I loved the way the classroom went quiet as Dominic’s father led him in the next day.  They had decided to reintroduce him after morning playtime, probably so he didn’t get accosted in the yard when we were all out there.

            “Dominic!  Lovely to see you!” Miss Pawson said as if it were a complete surprise.  She was unnervingly jovial and Dominic told me later that he knew that she was just pretending to be nice to him because his Mummy was dead.  The class remained quiet until Miss Pawson told us to carry on with whatever we were doing, something like drawing farmyard animals. 

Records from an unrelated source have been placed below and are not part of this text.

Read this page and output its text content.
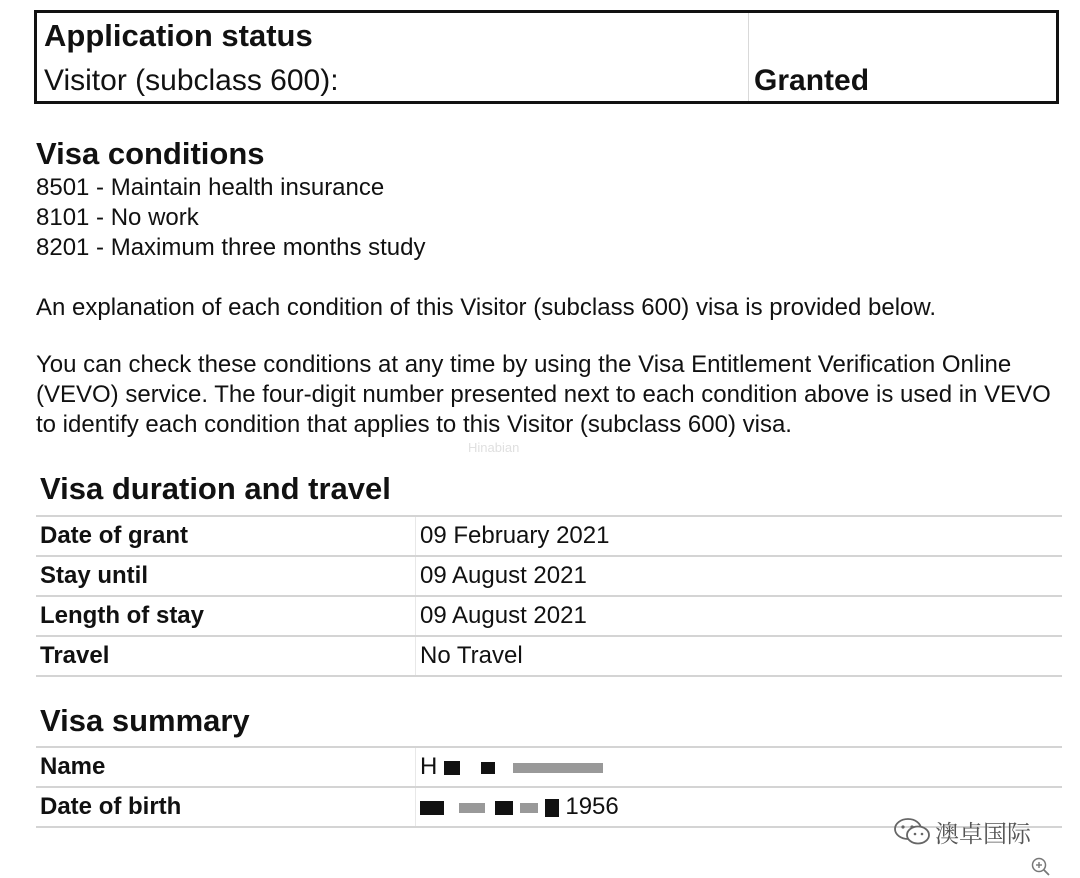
Application status
Visitor (subclass 600):	Granted
Visa conditions
8501 - Maintain health insurance
8101 - No work
8201 - Maximum three months study

An explanation of each condition of this Visitor (subclass 600) visa is provided below.

You can check these conditions at any time by using the Visa Entitlement Verification Online (VEVO) service. The four-digit number presented next to each condition above is used in VEVO to identify each condition that applies to this Visitor (subclass 600) visa.

Hinabian
Visa duration and travel
Date of grant	09 February 2021
Stay until	09 August 2021
Length of stay	09 August 2021
Travel	No Travel
Visa summary
Name	H
Date of birth	1956
澳卓国际
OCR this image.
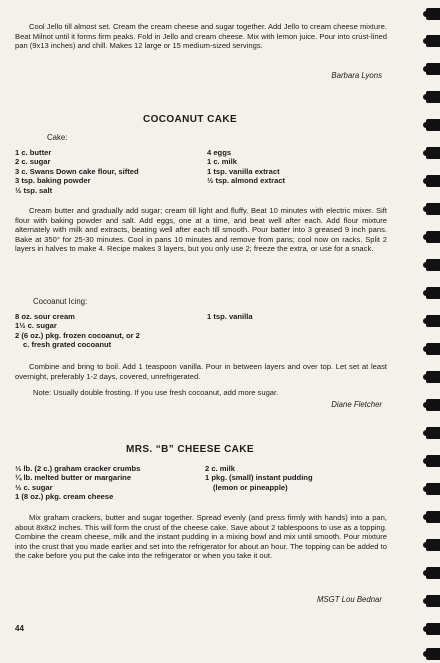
Cool Jello till almost set. Cream the cream cheese and sugar together. Add Jello to cream cheese mixture. Beat Milnot until it forms firm peaks. Fold in Jello and cream cheese. Mix with lemon juice. Pour into crust-lined pan (9x13 inches) and chill. Makes 12 large or 15 medium-sized servings.

Barbara Lyons
COCOANUT CAKE
Cake:
1 c. butter
2 c. sugar
3 c. Swans Down cake flour, sifted
3 tsp. baking powder
½ tsp. salt
4 eggs
1 c. milk
1 tsp. vanilla extract
½ tsp. almond extract

Cream butter and gradually add sugar; cream till light and fluffy. Beat 10 minutes with electric mixer. Sift flour with baking powder and salt. Add eggs, one at a time, and beat well after each. Add flour mixture alternately with milk and extracts, beating well after each till smooth. Pour batter into 3 greased 9 inch pans. Bake at 350° for 25-30 minutes. Cool in pans 10 minutes and remove from pans; cool now on racks. Split 2 layers in halves to make 4. Recipe makes 3 layers, but you only use 2; freeze the extra, or use for a snack.

Cocoanut Icing:
8 oz. sour cream
1½ c. sugar
2 (6 oz.) pkg. frozen cocoanut, or 2
c. fresh grated cocoanut
1 tsp. vanilla

Combine and bring to boil. Add 1 teaspoon vanilla. Pour in between layers and over top. Let set at least overnight, preferably 1-2 days, covered, unrefrigerated.

Note: Usually double frosting. If you use fresh cocoanut, add more sugar.

Diane Fletcher
MRS. “B” CHEESE CAKE
⅓ lb. (2 c.) graham cracker crumbs
¼ lb. melted butter or margarine
⅓ c. sugar
1 (8 oz.) pkg. cream cheese
2 c. milk
1 pkg. (small) instant pudding
(lemon or pineapple)

Mix graham crackers, butter and sugar together. Spread evenly (and press firmly with hands) into a pan, about 8x8x2 inches. This will form the crust of the cheese cake. Save about 2 tablespoons to use as a topping. Combine the cream cheese, milk and the instant pudding in a mixing bowl and mix until smooth. Pour mixture into the crust that you made earlier and set into the refrigerator for about an hour. The topping can be added to the cake before you put the cake into the refrigerator or when you take it out.

MSGT Lou Bednar
44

            I couldn’t help but look at him.  There was something so magnificent about the grief that you could see written all over his face.  Dominic had always been a fairly quiet, anonymous member of the class.  He wasn’t a crier, which meant a lot in those early years of education.  But he came back looking different – slightly ravaged by an outside world that we knew nothing about.

            “I don’t think he’s alright,” I said to Alex quietly.  “He definitely needs a friend.”

            Dominic had a couple of close friends in the class, both of whom appeared ill-equipped to deal with what had happened to him.  He sat on their table with them, but they had taken Miss Pawson’s advice too literally and barely uttered a word to him. 

            All of my conversation was about Dominic that morning, and I think Alex tired of it.  Such is the attitude of the seven year old, that he probably thought he was going to lose his best friend.  He was certainly more reluctant to approach Dominic than I was, but he joined me at my behest.

            We went to see him after we had eaten lunch.  I remember this being my idea, because to have gone and had lunch with him might have seemed too obvious.  It seems strange to me to think back on my actions at that age as deliberate, but there was definitely a motive and a plan behind what I was doing.  It was a crude and contrived plan, but it was certainly the right one.  It was one of the few times that I approached a classmate without Alex leading the way. 

            “How are you, Dominic?” I asked him.  “We were very sorry to hear about your Mummy.”

            Dominic’s eyes instantly welled up, but he managed not to cry.  “I’m sorry too,” he said simply.  “It’s really weird without her.”

            “It’s very sad,” I concurred, struggling with what to say.  “Alex’s granddad died last summer.”

            In adulthood, such shameless use of a friend’s bereavement would have been condemned without any further thought.  In the laws of the infant school, it was a valid method because it worked.  Dominic and I bonded that lunchtime, and he talked to us about what had happened and how things were at home.  A dinner lady tried to intervene at one point, but left us alone because she could see that it was actually doing some good.  It would have been terrible for him to lose his mother, and then to return to school and be treated differently by all of his friends.  That we weren’t ignoring what had happened to him was enough for him to want to hang around with us.

            It was such a successful approach that Dominic asked whether he could be moved to sit with us in class that afternoon.  Naturally, Miss Pawson agreed, although I can imagine that she was hesitant about letting my influence anywhere near him.